For headerless files (has_header: false), use a positional integer
instead of a column name:
columns:
audio_path:
source_column: 0
dtype: "file_path"
transcription:
source_column: 1
dtype: "string"
Supported dtypes
| dtype | Behaviour |
|---|---|
string |
Cast to str (default). |
file_path |
Resolve to an absolute path. By default this is dataset_root / base_audio_path / value, but the loader can also search one or more base_audio_path roots when path_match_strategy is set, or render filenames and directory roots from metadata columns with path_template and templated base_audio_path entries. |
file_content |
Like file_path, but instead of keeping the resolved path, reads the file and returns its text content. Useful when the index stores paths to transcription files rather than inline text.
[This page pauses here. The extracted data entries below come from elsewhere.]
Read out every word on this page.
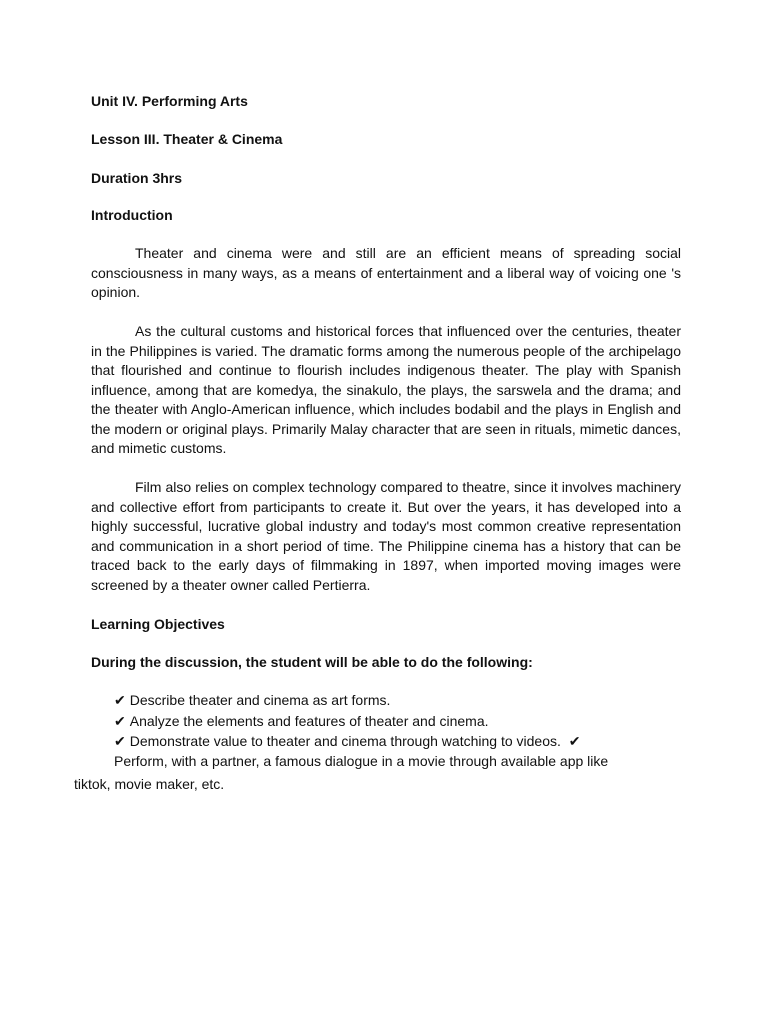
Unit IV. Performing Arts
Lesson III. Theater & Cinema

Duration 3hrs

Introduction

Theater and cinema were and still are an efficient means of spreading social consciousness in many ways, as a means of entertainment and a liberal way of voicing one 's opinion.

As the cultural customs and historical forces that influenced over the centuries, theater in the Philippines is varied. The dramatic forms among the numerous people of the archipelago that flourished and continue to flourish includes indigenous theater. The play with Spanish influence, among that are komedya, the sinakulo, the plays, the sarswela and the drama; and the theater with Anglo-American influence, which includes bodabil and the plays in English and the modern or original plays. Primarily Malay character that are seen in rituals, mimetic dances, and mimetic customs.

Film also relies on complex technology compared to theatre, since it involves machinery and collective effort from participants to create it. But over the years, it has developed into a highly successful, lucrative global industry and today's most common creative representation and communication in a short period of time. The Philippine cinema has a history that can be traced back to the early days of filmmaking in 1897, when imported moving images were screened by a theater owner called Pertierra.

Learning Objectives

During the discussion, the student will be able to do the following:

✔ Describe theater and cinema as art forms.

✔ Analyze the elements and features of theater and cinema.

✔ Demonstrate value to theater and cinema through watching to videos. ✔

Perform, with a partner, a famous dialogue in a movie through available app like

tiktok, movie maker, etc.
Supports the same resolution options (base_audio_path, file_extension, path_match_strategy, path_template). |
category |
Cast to pandas Categorical. |
int |
Numeric coercion → nullable Int64. |
float |
Numeric coercion → float64. |
Content mapping
Used by glob-based strategies to describe how file contents become DataFrame columns:
content_mapping:
text: "file_content" # each file's text → "text" column
meta_source: "file_name" # filename → "meta_source" column
Complete examples
For full examples for each task and strategy, visit the respective task documentation pages under docs/loaders/.
Schema caching
The SDK caches the schema.yaml inside the extracted dataset directory to
minimise API calls:
- When
load_dataset()runs, it obtains the archive checksum from the download plan. - If a local
schema.yamlexists and its storedchecksummatches the archive checksum, the cached copy is used and no network request needed. - If the checksums differ (dataset was updated) or no cache exists, the schema is fetched from the remote registry and saved locally with the current checksum.
- If the remote registry has no schema, a local cache is used as a fallback when available.